Phuc spent more than a year in hospital recovering from her injuries, and has lived with continual pain and limited movement. This week she underwent her 12th and final round of laser treatment at the Miami Dermatology and Laser Institute, NBC 6 South Florida reported.

In Miami, she also met Ut, who was awarded the Pulitzer prize for the image, which he took aged 21, and whom she credits with saving her life.

Vietnam war’s ‘napalm girl’ Kim Phuc has laser treatment to heal woundsRead more

She said she wished everyone could “live with love, hope and forgiveness, and if everyone can learn to live like that we don’t need war at all”.

Phuc has described having hated the photograph, and feeling ugly and ashamed for being pictured naked. Her clothes had been torched from her body. In the years after the attack, she felt suicidal as she lived with mental trauma and excruciating physical pain.
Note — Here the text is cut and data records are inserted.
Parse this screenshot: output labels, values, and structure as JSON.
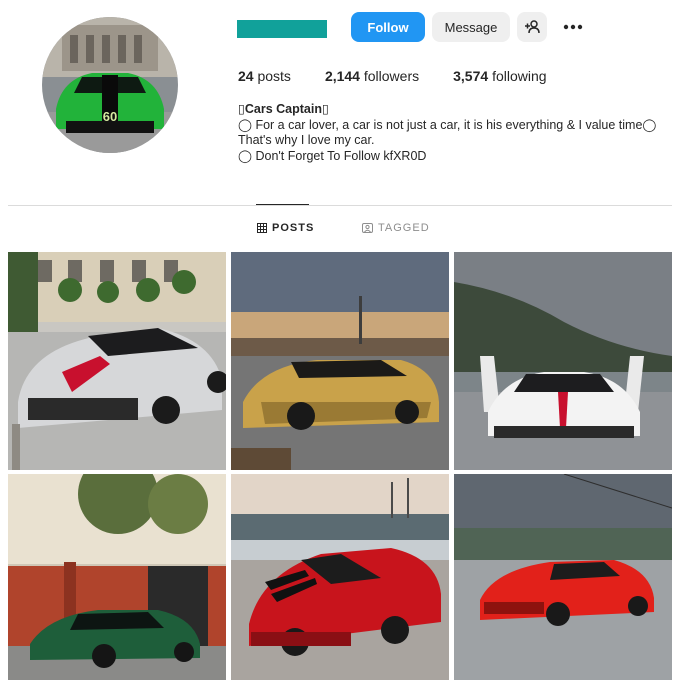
{
  "profile": {
    "follow_label": "Follow",
    "message_label": "Message",
    "more_label": "•••"
  },
  "stats": {
    "posts_count": "24",
    "posts_label": "posts",
    "followers_count": "2,144",
    "followers_label": "followers",
    "following_count": "3,574",
    "following_label": "following"
  },
  "bio": {
    "name": "▯Cars Captain▯",
    "line1": "◯ For a car lover, a car is not just a car, it is his everything & I value time◯",
    "line2": "That's why I love my car.",
    "line3": "◯ Don't Forget To Follow kfXR0D"
  },
  "tabs": {
    "posts_label": "POSTS",
    "tagged_label": "TAGGED"
  },
  "colors": {
    "follow_button": "#2196f3",
    "username_redaction": "#11a19a"
  },
  "posts": [
    {
      "subject": "silver-red-ferrari"
    },
    {
      "subject": "gold-lamborghini"
    },
    {
      "subject": "white-koenigsegg"
    },
    {
      "subject": "green-mercedes-slr"
    },
    {
      "subject": "red-ferrari-spider"
    },
    {
      "subject": "red-ferrari-812"
    }
  ]
}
She moved to Canada in the 1990s and went on to establish Kim Foundation International, which offers medical assistance, including psychological support, to children affected by war.

In an interview with CBC last month, she said: “I am not a victim of war any more. I am a survivor. I feel like 50 years ago, I was a victim of war but 50 years later, I was a friend, a helper, a mother, a grandmother and a survivor calling out for peace.”